The contract contained a confidentiality clause requiring the consultant to hold in confidence “any information designated by” the client as confidential. The company argued it had to be “marked” as confidential but the arbitrator held that it covered material that the parties “designated” as confidential.  The Court said it was reasonable to hold that it covered materials that the client “specifically discussed” as being confidential.

On fiduciary duty, the Court said the company did “not even come close to demonstrating that the arbitrator manifestly disregarded the law in making his finding.”  It said the company did not identify any law that prohibited a finding of fiduciary duty in a contract and did not show that the arbitrator ignored applicable law.

The company also argued that the finding of fiduciary duty was “completely irrational” because it was not specified in the contract.

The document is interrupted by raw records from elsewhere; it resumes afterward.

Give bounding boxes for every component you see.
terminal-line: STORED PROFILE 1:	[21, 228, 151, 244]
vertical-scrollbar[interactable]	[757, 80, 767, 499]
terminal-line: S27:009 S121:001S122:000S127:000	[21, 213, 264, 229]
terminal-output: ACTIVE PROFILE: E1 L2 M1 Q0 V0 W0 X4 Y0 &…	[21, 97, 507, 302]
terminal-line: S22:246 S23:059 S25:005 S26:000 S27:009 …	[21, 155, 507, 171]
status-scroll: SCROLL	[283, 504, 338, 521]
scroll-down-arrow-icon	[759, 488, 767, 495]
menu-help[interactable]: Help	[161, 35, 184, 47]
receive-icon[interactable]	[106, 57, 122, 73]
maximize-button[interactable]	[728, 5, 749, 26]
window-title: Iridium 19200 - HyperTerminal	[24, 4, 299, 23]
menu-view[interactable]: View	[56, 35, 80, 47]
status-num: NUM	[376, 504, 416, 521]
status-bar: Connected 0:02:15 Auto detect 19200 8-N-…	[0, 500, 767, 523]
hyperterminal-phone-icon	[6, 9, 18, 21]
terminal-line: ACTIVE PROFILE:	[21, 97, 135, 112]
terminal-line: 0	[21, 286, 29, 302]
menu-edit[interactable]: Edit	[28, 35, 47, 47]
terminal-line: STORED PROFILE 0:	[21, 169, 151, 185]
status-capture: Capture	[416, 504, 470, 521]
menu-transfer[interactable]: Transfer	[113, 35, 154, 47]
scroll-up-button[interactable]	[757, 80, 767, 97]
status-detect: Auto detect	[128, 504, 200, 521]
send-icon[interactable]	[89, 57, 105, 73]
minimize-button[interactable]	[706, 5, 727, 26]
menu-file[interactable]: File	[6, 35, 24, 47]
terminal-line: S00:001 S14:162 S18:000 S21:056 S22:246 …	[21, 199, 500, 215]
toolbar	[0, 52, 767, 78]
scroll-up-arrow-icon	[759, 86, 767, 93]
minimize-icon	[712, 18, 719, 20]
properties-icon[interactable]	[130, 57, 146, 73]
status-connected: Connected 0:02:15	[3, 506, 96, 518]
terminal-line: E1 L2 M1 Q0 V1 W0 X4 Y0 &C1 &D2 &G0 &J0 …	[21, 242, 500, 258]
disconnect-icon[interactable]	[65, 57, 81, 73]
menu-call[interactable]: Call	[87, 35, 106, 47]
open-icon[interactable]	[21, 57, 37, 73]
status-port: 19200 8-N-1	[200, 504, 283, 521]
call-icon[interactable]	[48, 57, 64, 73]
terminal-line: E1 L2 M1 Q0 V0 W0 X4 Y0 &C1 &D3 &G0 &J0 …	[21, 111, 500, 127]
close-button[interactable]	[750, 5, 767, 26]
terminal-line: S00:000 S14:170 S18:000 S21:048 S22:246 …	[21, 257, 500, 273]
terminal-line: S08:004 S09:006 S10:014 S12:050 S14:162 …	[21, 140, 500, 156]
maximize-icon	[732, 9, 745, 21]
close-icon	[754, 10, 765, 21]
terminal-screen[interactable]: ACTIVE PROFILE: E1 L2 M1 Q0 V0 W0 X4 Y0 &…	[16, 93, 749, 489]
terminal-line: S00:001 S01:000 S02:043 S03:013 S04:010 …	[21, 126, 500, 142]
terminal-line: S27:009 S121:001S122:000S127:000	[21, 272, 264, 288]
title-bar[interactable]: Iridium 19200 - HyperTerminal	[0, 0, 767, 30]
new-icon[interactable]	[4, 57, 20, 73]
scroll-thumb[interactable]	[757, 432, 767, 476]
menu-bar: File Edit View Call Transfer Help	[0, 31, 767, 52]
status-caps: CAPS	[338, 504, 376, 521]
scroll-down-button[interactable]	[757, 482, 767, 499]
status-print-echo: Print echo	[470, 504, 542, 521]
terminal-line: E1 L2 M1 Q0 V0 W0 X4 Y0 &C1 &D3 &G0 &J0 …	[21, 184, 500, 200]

But the Court said the arbitrator was justified in finding that it was implied as a matter of law from the consulting agreement.

The company said the arbitrator’s award was in violation of California public policy against enforcing contracts that bar whistleblowing.  But the arbitrator found that the meeting with the attorneys was not to gain representation in filing a complaint but “to attempt extortion in ongoing settlement talks” and that disclosure to the attorneys was not a “report to proper authorities.”  The Court said that such findings were justified.


The facts of this case sound pretty extreme and the damages seem based on the arbitrator’s disgust with the fundraising counsel.  But it serves as a reminder of the ethical principle set out in the Code of Ethical Principles and Standards of the Association of Fundraising Professionals that members are required to “maintain the confidentiality of all privileged information relating to the provider/client relationships.”  While the AFP’s Code is not a legal standard, it gets support from a case like this.